Professor of History of Science and Medicine
On research leave until September 2024.
Biography
A historian of biological and medical sciences, I am interested generally in visual communication and specifically in reproduction, embryology, anatomy and evolution. Having worked most on German-speaking Europe in the 19th and early 20th centuries, I increasingly study Britain and the United States and range from 1750 to the present.
I am writing Visible Embryos: A History of Human Development, the subject of my Innes Lecture. I am also researching The Many Births of the Test-Tube Baby, a history of claims to IVF that I shall finish as holder of a Leverhulme Major Research Fellowship in 2021–4. My recent book, Haeckel's Embryos: Images, Evolution and Fraud, tells the extraordinary story of an alleged forgery that became a textbook classic. Spanning from the 19th to the 21st century, and from the German lands to the United States, it explores how scientific images succeed and fail, become taken for granted and cause trouble. My first book, Embryos in Wax: Models from the Ziegler Studio, is available from the Whipple Museum.
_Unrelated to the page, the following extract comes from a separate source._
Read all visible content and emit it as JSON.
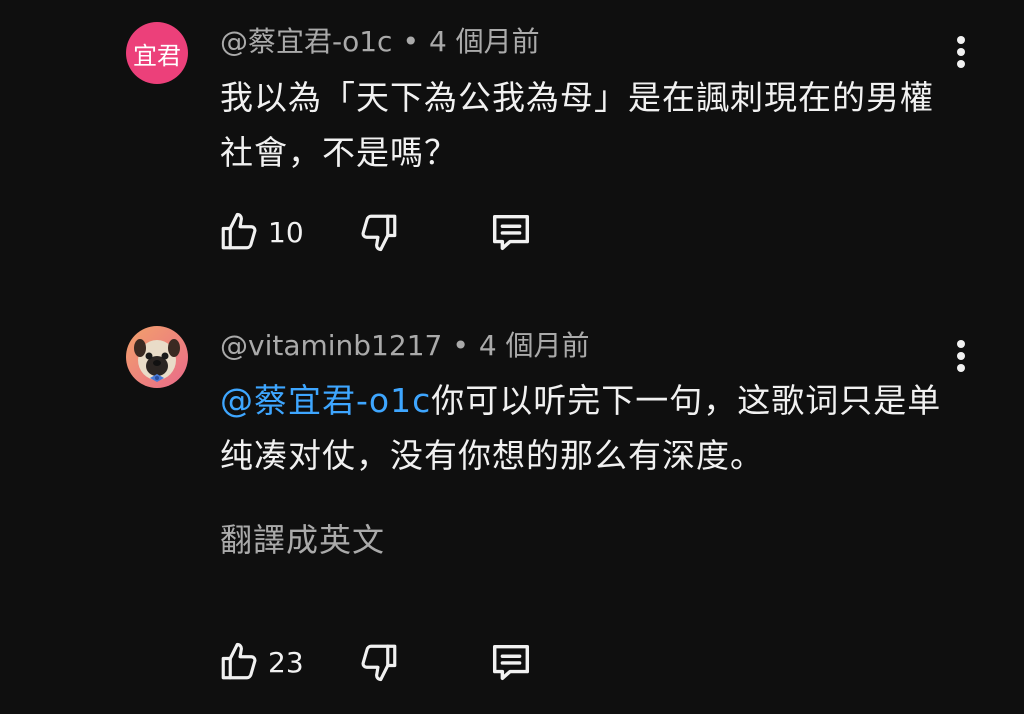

I am a deputy chair of the University's Strategic Research Initiative on Reproduction. From 2004 to 2018 I was principal holder of Wellcome enhancement and strategic awards on the theme 'Generation to Reproduction'. These led, among many other things, to Reproduction: Antiquity to the Present Day, a large, accessible, illustrated book, and to the continuing Generation to Reproduction Seminar.
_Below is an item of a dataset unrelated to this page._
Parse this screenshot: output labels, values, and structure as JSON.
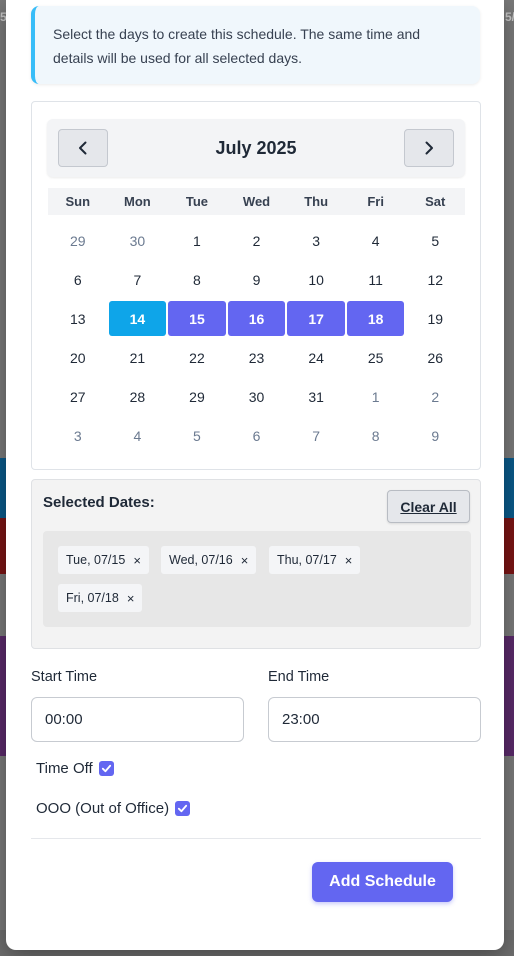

I came to history of science and medicine after postdoctoral work in developmental biology. Having lectured in Cambridge HPS and at the Wellcome Institute for the History of Medicine, I became a teaching officer here in 1998 and won a Pilkington teaching prize in 2006. I co-direct the Ischia Summer School on the History of the Life Sciences and am history section editor of Reproductive Biomedicine & Society Online, an associate editor of the Journal of the History of Biology, an advisory board member for the Haeckel letters edition and a faculty advisor to the Health, Medicine and Agency research network.
I supervise a wide range of topics. Former PhD students have written histories of anatomy, scientific societies, heart transplants in the media, flu as a viral disease, teratology and antenatal care, blood donation, blood group genetics, pregnancy testing, transgenic mice, and the midlife crisis. Current students are historicizing public-health images, primate ethology and commercial television, histories of contraception, new media and science writing, chromotherapy, and bioluminescence.